In the coming months, the Department  of Art and Art History at the University will be undertaking the study of a painting that Charlene Vella attributes to Antonio de Saliba.

This is a triptych dedicated to the Virgin of Succour, portraying in its central panel the Madonna del Soccorso with St Peter and St James the Elder, as well as an Annunciation and Golgotha scenes in each of the three panels’ top cusps.

The Malta Airport Foundation is sponsoring the research work.

The triptych, which forms part of the Mdina Cathedral Museum collection, will be the second painting in its collection to be studied following the restoration completed last year of Salvo d’Antonio’s masterful 1510 predella with the Salvator Mundi.

This triptych has in the past been heavily overpainted, hindering a proper study of the work and its attribution. The triptych has been attributed to other artists with a connection to the celebrated quattrocento Sicilian Renaissance artist Antonello da Messina (c. 1430-79): Giovannello d’Itala and Salvo d’Antonio.

The interventions that will be carried out as part of this research initiative include an in-depth analysis of the wood employed and the pigments.

Moreover, the panels will be scanned in 3D alongside which a scientific software management system will be employed. The information obtained from the scientific results will be incorporated into a multi-layered image.

This will enhance our knowledge of the painting and its makeup, as well as to be able to present the results in an interactive manner. This will be the first painting on the Maltese Islands to be studied in 3D.

The results will help to consolidate Dr Vella’s attribution since they will be compared to two documented works by Antonio de Saliba, namely the Madonna and Child with Angels and the Deposition dated to 1515 in the church of St Mary of Jesus in Rabat.

The triptych forms part of the Mdina Cathedral Museum collection

The triptych of the Madonna del Soccorso can be securely associated with the 1493 will of the noble Pietro Vaccaro. Vaccaro left sette uncie for an altarpiece to be commissioned and executed within a couple of years of his death for his private altar in Mdina’s late medieval Cathedral, however, the artist’s name was not specified.

As Dr Vella points out: “Having originally belonged to an altar of a Maltese family of good social standing, this triptych is a direct reflection of the informed patronage that Maltese patrons had in the late 15th century.”
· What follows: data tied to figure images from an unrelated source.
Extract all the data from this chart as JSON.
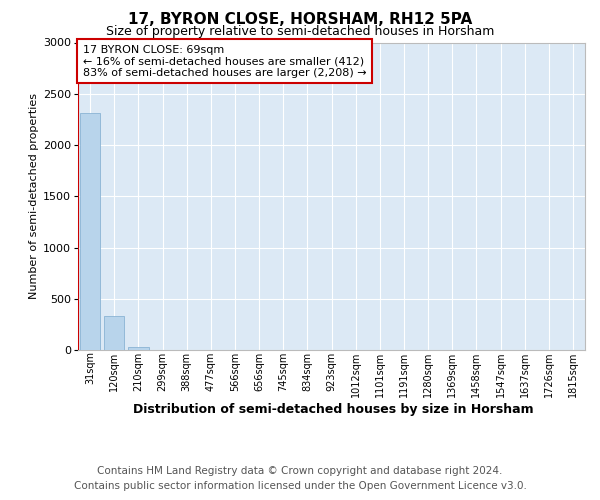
{
  "title": "17, BYRON CLOSE, HORSHAM, RH12 5PA",
  "subtitle": "Size of property relative to semi-detached houses in Horsham",
  "xlabel": "Distribution of semi-detached houses by size in Horsham",
  "ylabel": "Number of semi-detached properties",
  "categories": [
    "31sqm",
    "120sqm",
    "210sqm",
    "299sqm",
    "388sqm",
    "477sqm",
    "566sqm",
    "656sqm",
    "745sqm",
    "834sqm",
    "923sqm",
    "1012sqm",
    "1101sqm",
    "1191sqm",
    "1280sqm",
    "1369sqm",
    "1458sqm",
    "1547sqm",
    "1637sqm",
    "1726sqm",
    "1815sqm"
  ],
  "values": [
    2310,
    335,
    30,
    0,
    0,
    0,
    0,
    0,
    0,
    0,
    0,
    0,
    0,
    0,
    0,
    0,
    0,
    0,
    0,
    0,
    0
  ],
  "bar_color": "#b8d4eb",
  "bar_edge_color": "#8ab4d4",
  "plot_bg_color": "#dce9f5",
  "ylim": [
    0,
    3000
  ],
  "yticks": [
    0,
    500,
    1000,
    1500,
    2000,
    2500,
    3000
  ],
  "property_line_x": -0.5,
  "property_line_color": "#cc0000",
  "annotation_text": "17 BYRON CLOSE: 69sqm\n← 16% of semi-detached houses are smaller (412)\n83% of semi-detached houses are larger (2,208) →",
  "annotation_box_color": "#cc0000",
  "footer_line1": "Contains HM Land Registry data © Crown copyright and database right 2024.",
  "footer_line2": "Contains public sector information licensed under the Open Government Licence v3.0.",
  "title_fontsize": 11,
  "subtitle_fontsize": 9,
  "ylabel_fontsize": 8,
  "xlabel_fontsize": 9,
  "tick_fontsize": 7,
  "annot_fontsize": 8,
  "footer_fontsize": 7.5
}
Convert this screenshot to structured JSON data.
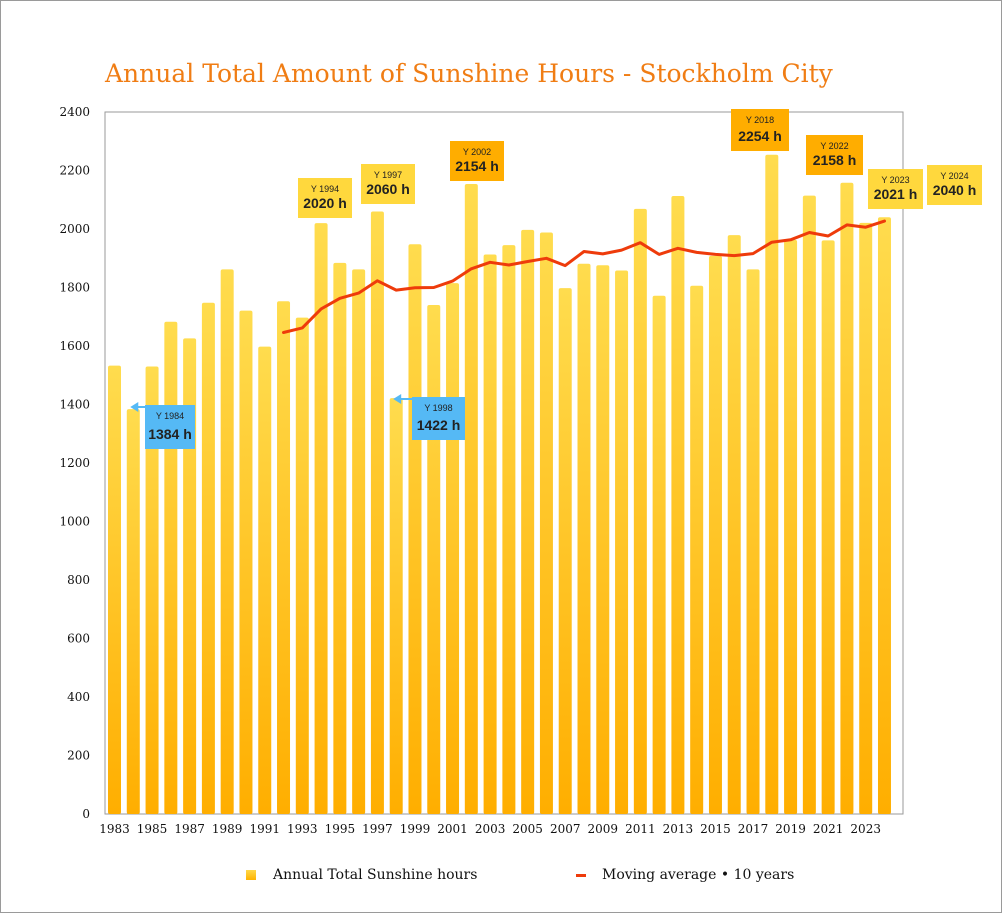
{
  "chart_data": {
    "type": "bar",
    "title": "Annual Total Amount of Sunshine Hours - Stockholm City",
    "xlabel": "",
    "ylabel": "",
    "ylim": [
      0,
      2400
    ],
    "yticks": [
      0,
      200,
      400,
      600,
      800,
      1000,
      1200,
      1400,
      1600,
      1800,
      2000,
      2200,
      2400
    ],
    "categories": [
      1983,
      1984,
      1985,
      1986,
      1987,
      1988,
      1989,
      1990,
      1991,
      1992,
      1993,
      1994,
      1995,
      1996,
      1997,
      1998,
      1999,
      2000,
      2001,
      2002,
      2003,
      2004,
      2005,
      2006,
      2007,
      2008,
      2009,
      2010,
      2011,
      2012,
      2013,
      2014,
      2015,
      2016,
      2017,
      2018,
      2019,
      2020,
      2021,
      2022,
      2023,
      2024
    ],
    "x_tick_labels": [
      "1983",
      "1985",
      "1987",
      "1989",
      "1991",
      "1993",
      "1995",
      "1997",
      "1999",
      "2001",
      "2003",
      "2005",
      "2007",
      "2009",
      "2011",
      "2013",
      "2015",
      "2017",
      "2019",
      "2021",
      "2023"
    ],
    "grid": false,
    "legend_position": "bottom",
    "series": [
      {
        "name": "Annual Total Sunshine hours",
        "type": "bar",
        "color_top": "#ffdc4e",
        "color_bottom": "#ffae00",
        "values": [
          1533,
          1384,
          1530,
          1683,
          1626,
          1748,
          1862,
          1721,
          1598,
          1753,
          1697,
          2020,
          1884,
          1862,
          2060,
          1422,
          1948,
          1740,
          1815,
          2154,
          1913,
          1945,
          1997,
          1988,
          1798,
          1881,
          1876,
          1858,
          2069,
          1772,
          2113,
          1806,
          1908,
          1979,
          1862,
          2254,
          1963,
          2114,
          1961,
          2158,
          2021,
          2040
        ]
      },
      {
        "name": "Moving average • 10 years",
        "type": "line",
        "color": "#ee3b0b",
        "x": [
          1992,
          1993,
          1994,
          1995,
          1996,
          1997,
          1998,
          1999,
          2000,
          2001,
          2002,
          2003,
          2004,
          2005,
          2006,
          2007,
          2008,
          2009,
          2010,
          2011,
          2012,
          2013,
          2014,
          2015,
          2016,
          2017,
          2018,
          2019,
          2020,
          2021,
          2022,
          2023,
          2024
        ],
        "values": [
          1646,
          1662,
          1727,
          1763,
          1781,
          1823,
          1791,
          1799,
          1800,
          1822,
          1864,
          1886,
          1877,
          1889,
          1900,
          1875,
          1923,
          1915,
          1928,
          1953,
          1913,
          1934,
          1920,
          1913,
          1909,
          1916,
          1955,
          1963,
          1988,
          1976,
          2014,
          2006,
          2027
        ]
      }
    ],
    "annotations": [
      {
        "year": 1984,
        "label": "Y 1984",
        "value": "1384 h",
        "color": "#55b9f5"
      },
      {
        "year": 1994,
        "label": "Y 1994",
        "value": "2020 h",
        "color": "#ffd83d"
      },
      {
        "year": 1997,
        "label": "Y 1997",
        "value": "2060 h",
        "color": "#ffd83d"
      },
      {
        "year": 1998,
        "label": "Y 1998",
        "value": "1422 h",
        "color": "#55b9f5"
      },
      {
        "year": 2002,
        "label": "Y 2002",
        "value": "2154 h",
        "color": "#ffad00"
      },
      {
        "year": 2018,
        "label": "Y 2018",
        "value": "2254 h",
        "color": "#ffad00"
      },
      {
        "year": 2022,
        "label": "Y 2022",
        "value": "2158 h",
        "color": "#ffad00"
      },
      {
        "year": 2023,
        "label": "Y 2023",
        "value": "2021 h",
        "color": "#ffd83d"
      },
      {
        "year": 2024,
        "label": "Y 2024",
        "value": "2040 h",
        "color": "#ffd83d"
      }
    ]
  }
}
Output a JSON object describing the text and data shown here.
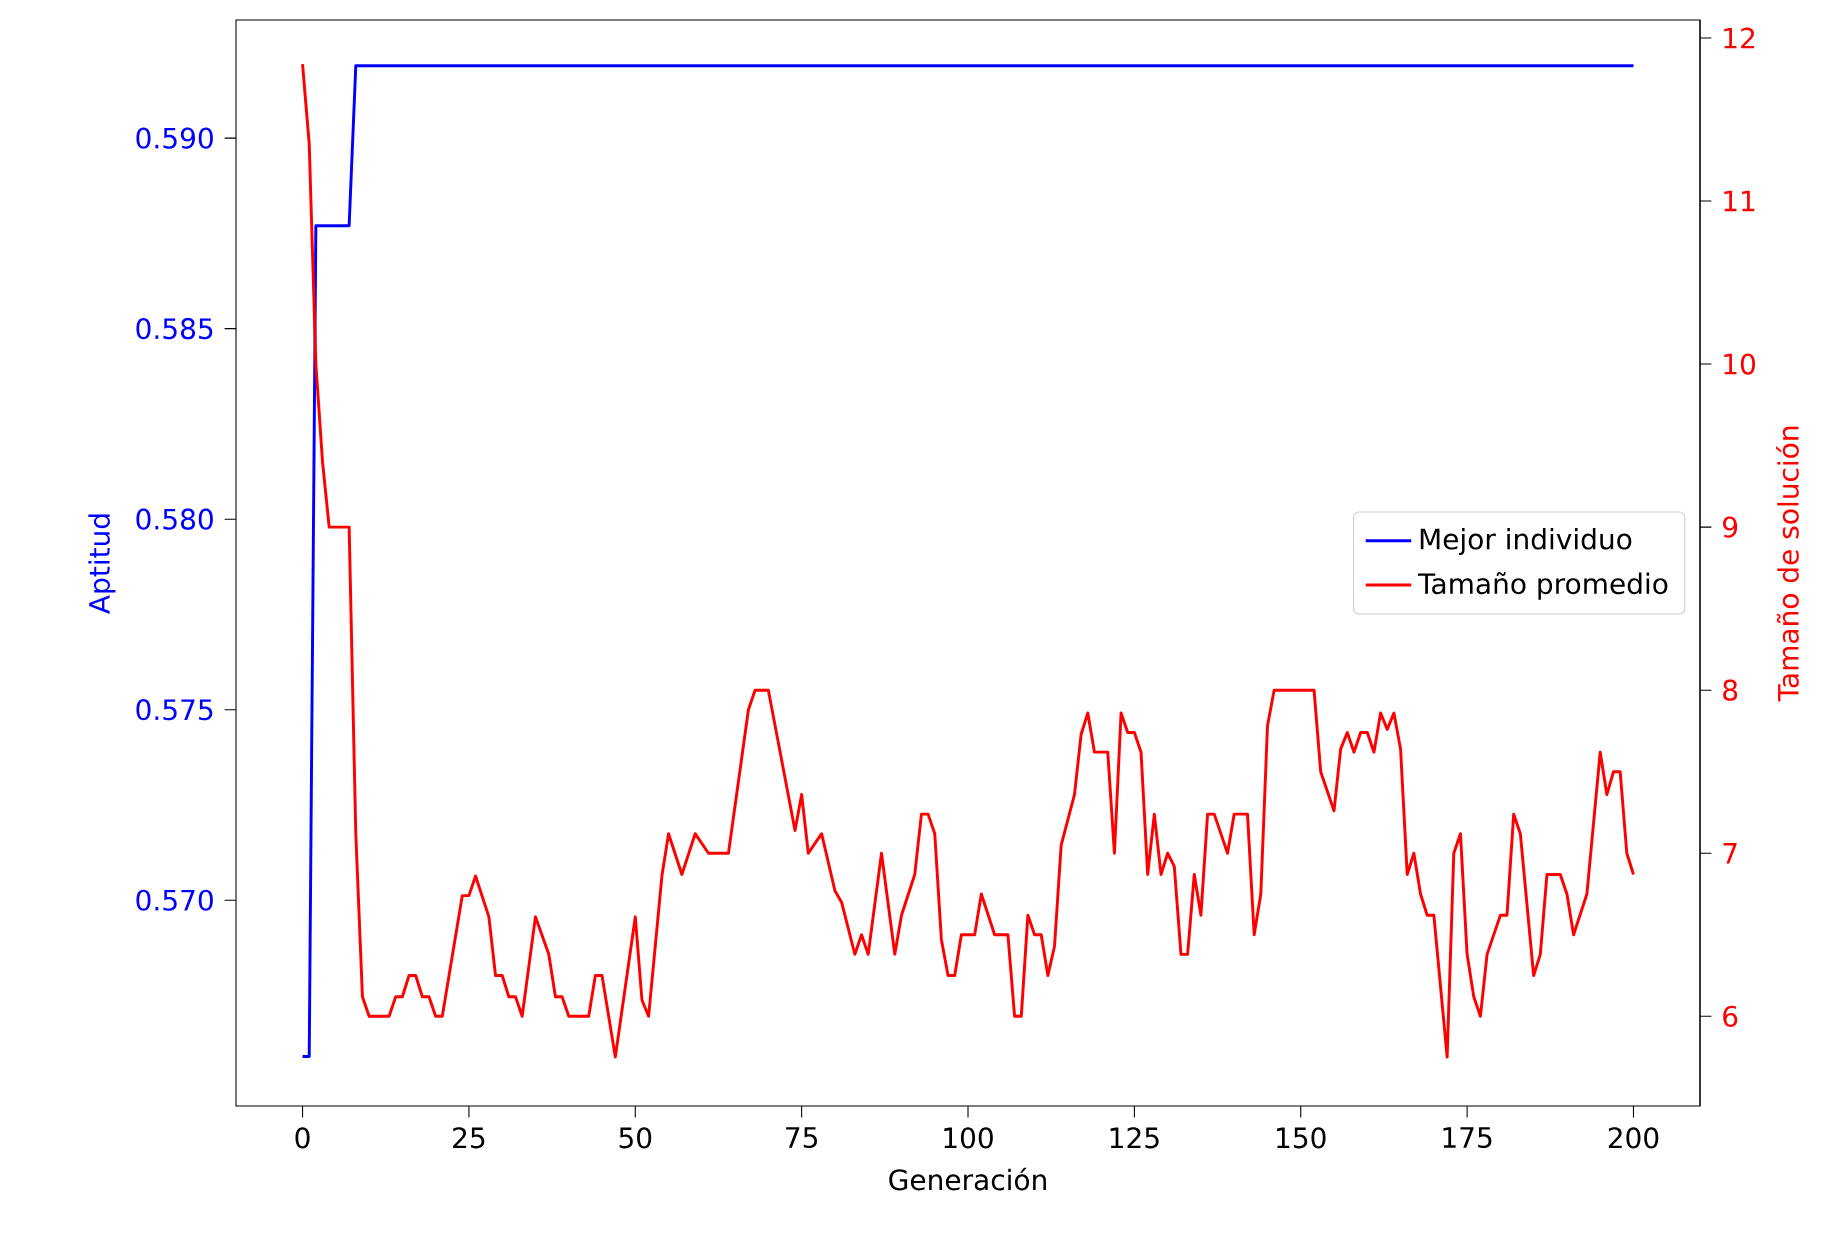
{
  "chart_data": {
    "type": "line",
    "xlabel": "Generación",
    "ylabel": "Aptitud",
    "y2label": "Tamaño de solución",
    "xlim": [
      -10,
      210
    ],
    "xticks": [
      0,
      25,
      50,
      75,
      100,
      125,
      150,
      175,
      200
    ],
    "ylim": [
      0.5646,
      0.5931
    ],
    "yticks": [
      {
        "value": 0.57,
        "label": "0.570"
      },
      {
        "value": 0.575,
        "label": "0.575"
      },
      {
        "value": 0.58,
        "label": "0.580"
      },
      {
        "value": 0.585,
        "label": "0.585"
      },
      {
        "value": 0.59,
        "label": "0.590"
      }
    ],
    "y2lim": [
      5.45,
      12.11
    ],
    "y2ticks": [
      6,
      7,
      8,
      9,
      10,
      11,
      12
    ],
    "legend": "right",
    "series": [
      {
        "name": "Mejor individuo",
        "color": "#0000ff",
        "axis": "y",
        "x": [
          0,
          1,
          2,
          7,
          8,
          200
        ],
        "values": [
          0.5659,
          0.5659,
          0.5877,
          0.5877,
          0.5919,
          0.5919
        ]
      },
      {
        "name": "Tamaño promedio",
        "color": "#ff0000",
        "axis": "y2",
        "x": [
          0,
          1,
          2,
          3,
          4,
          7,
          8,
          9,
          10,
          13,
          14,
          15,
          16,
          17,
          18,
          19,
          20,
          21,
          24,
          25,
          26,
          28,
          29,
          30,
          31,
          32,
          33,
          35,
          37,
          38,
          39,
          40,
          43,
          44,
          45,
          47,
          50,
          51,
          52,
          54,
          55,
          57,
          59,
          61,
          64,
          67,
          68,
          70,
          74,
          75,
          76,
          78,
          80,
          81,
          83,
          84,
          85,
          87,
          89,
          90,
          92,
          93,
          94,
          95,
          96,
          97,
          98,
          99,
          101,
          102,
          104,
          106,
          107,
          108,
          109,
          110,
          111,
          112,
          113,
          114,
          116,
          117,
          118,
          119,
          121,
          122,
          123,
          124,
          125,
          126,
          127,
          128,
          129,
          130,
          131,
          132,
          133,
          134,
          135,
          136,
          137,
          139,
          140,
          142,
          143,
          144,
          145,
          146,
          152,
          153,
          155,
          156,
          157,
          158,
          159,
          160,
          161,
          162,
          163,
          164,
          165,
          166,
          167,
          168,
          169,
          170,
          172,
          173,
          174,
          175,
          176,
          177,
          178,
          180,
          181,
          182,
          183,
          185,
          186,
          187,
          189,
          190,
          191,
          193,
          195,
          196,
          197,
          198,
          199,
          200
        ],
        "values": [
          11.84,
          11.35,
          10.0,
          9.4,
          9.0,
          9.0,
          7.12,
          6.12,
          6.0,
          6.0,
          6.12,
          6.12,
          6.25,
          6.25,
          6.12,
          6.12,
          6.0,
          6.0,
          6.74,
          6.74,
          6.86,
          6.61,
          6.25,
          6.25,
          6.12,
          6.12,
          6.0,
          6.61,
          6.38,
          6.12,
          6.12,
          6.0,
          6.0,
          6.25,
          6.25,
          5.75,
          6.61,
          6.1,
          6.0,
          6.86,
          7.12,
          6.87,
          7.12,
          7.0,
          7.0,
          7.88,
          8.0,
          8.0,
          7.14,
          7.36,
          7.0,
          7.12,
          6.77,
          6.7,
          6.38,
          6.5,
          6.38,
          7.0,
          6.38,
          6.62,
          6.87,
          7.24,
          7.24,
          7.12,
          6.47,
          6.25,
          6.25,
          6.5,
          6.5,
          6.75,
          6.5,
          6.5,
          6.0,
          6.0,
          6.62,
          6.5,
          6.5,
          6.25,
          6.43,
          7.05,
          7.36,
          7.73,
          7.86,
          7.62,
          7.62,
          7.0,
          7.86,
          7.74,
          7.74,
          7.62,
          6.87,
          7.24,
          6.87,
          7.0,
          6.92,
          6.38,
          6.38,
          6.87,
          6.62,
          7.24,
          7.24,
          7.0,
          7.24,
          7.24,
          6.5,
          6.75,
          7.78,
          8.0,
          8.0,
          7.5,
          7.26,
          7.64,
          7.74,
          7.62,
          7.74,
          7.74,
          7.62,
          7.86,
          7.76,
          7.86,
          7.64,
          6.87,
          7.0,
          6.75,
          6.62,
          6.62,
          5.75,
          7.0,
          7.12,
          6.38,
          6.12,
          6.0,
          6.38,
          6.62,
          6.62,
          7.24,
          7.12,
          6.25,
          6.38,
          6.87,
          6.87,
          6.75,
          6.5,
          6.75,
          7.62,
          7.36,
          7.5,
          7.5,
          7.0,
          6.87
        ]
      }
    ]
  }
}
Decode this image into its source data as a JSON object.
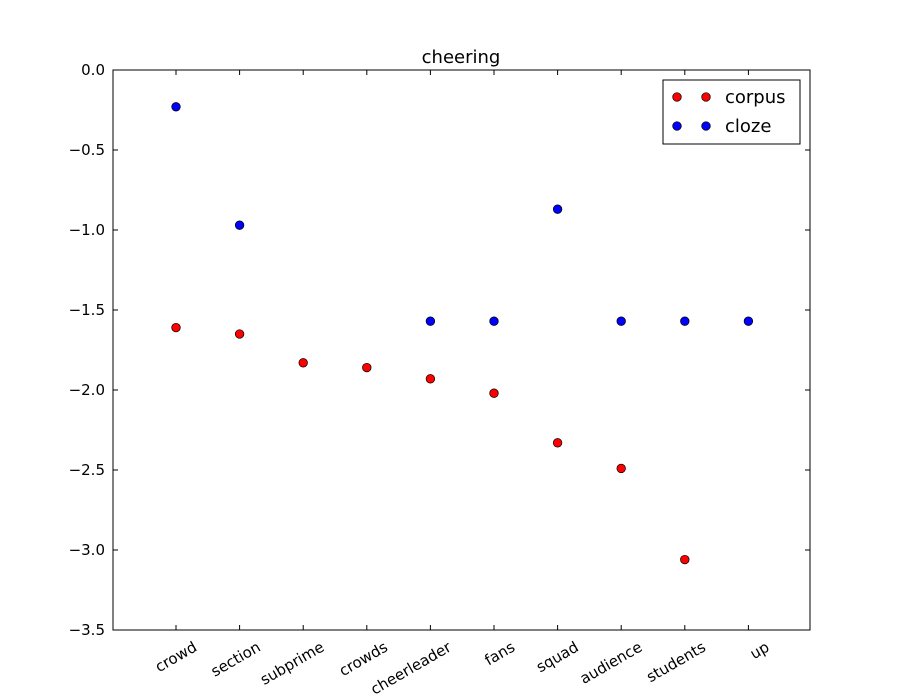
{
  "chart_data": {
    "type": "scatter",
    "title": "cheering",
    "xlabel": "",
    "ylabel": "",
    "categories": [
      "crowd",
      "section",
      "subprime",
      "crowds",
      "cheerleader",
      "fans",
      "squad",
      "audience",
      "students",
      "up"
    ],
    "ylim": [
      -3.5,
      0.0
    ],
    "yticks": [
      "0.0",
      "−0.5",
      "−1.0",
      "−1.5",
      "−2.0",
      "−2.5",
      "−3.0",
      "−3.5"
    ],
    "ytick_values": [
      0.0,
      -0.5,
      -1.0,
      -1.5,
      -2.0,
      -2.5,
      -3.0,
      -3.5
    ],
    "grid": false,
    "legend_position": "top-right",
    "series": [
      {
        "name": "corpus",
        "color": "#ff0000",
        "values": [
          -1.61,
          -1.65,
          -1.83,
          -1.86,
          -1.93,
          -2.02,
          -2.33,
          -2.49,
          -3.06,
          null
        ]
      },
      {
        "name": "cloze",
        "color": "#0000ff",
        "values": [
          -0.23,
          -0.97,
          null,
          null,
          -1.57,
          -1.57,
          -0.87,
          -1.57,
          -1.57,
          -1.57
        ]
      }
    ]
  }
}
Dr Vella and Prof. Mario Buhagiar from the same department have since 2010 dedicated their time and resources to the study and restoration of Renaissance paintings extant on Malta that have a familial connection to Antonello da Messina.

The paintings currently in Żejtun, Rabat and the Mdina Cathedral Museum were executed in the last years of the 15th century and the first two decades of the 16th century by two of Antonello da Messina’s nephews, the cousins Salvo d’Antonio and Antonio de Saliba.

The Rector of the University of Malta, Prof. Alfred Vella, welcomed the research sponsorship and thanked the Malta Airport Foundation for its assistance. He also thanked the Mdina Cathedral Museum. Prof. Vella stated that “the University will continue to proudly support such research that provides, among other things, another confirmation that Malta, before 1530 – that is before the arrival of the Knights of the Order of St John – was not an artistic desert, and had its own refined works of art”.

The Malta Airport Foundation chairman, Fredrick Mifsud Bonnici, explained that this research project falls in line with the foundation’s mission to safeguard and raise more awareness for Malta’s cultural, environmental and artistic heritage, in a bid to enrich the island’s offering for both locals and tourists. He also expressed his satisfaction that, through this sponsorship, the foundation will be collaborating with one of the most respected institutions on the island to shed light on a centuries-old work of art. 

The diagnostic tests, conservation and restoration of the panels have been entrusted to PrevArti and should take seven months to complete.

This research is being made possible thanks to the University of Malta, the management of the Mdina Cathedral Museum, as well as the Malta Airport Foundation.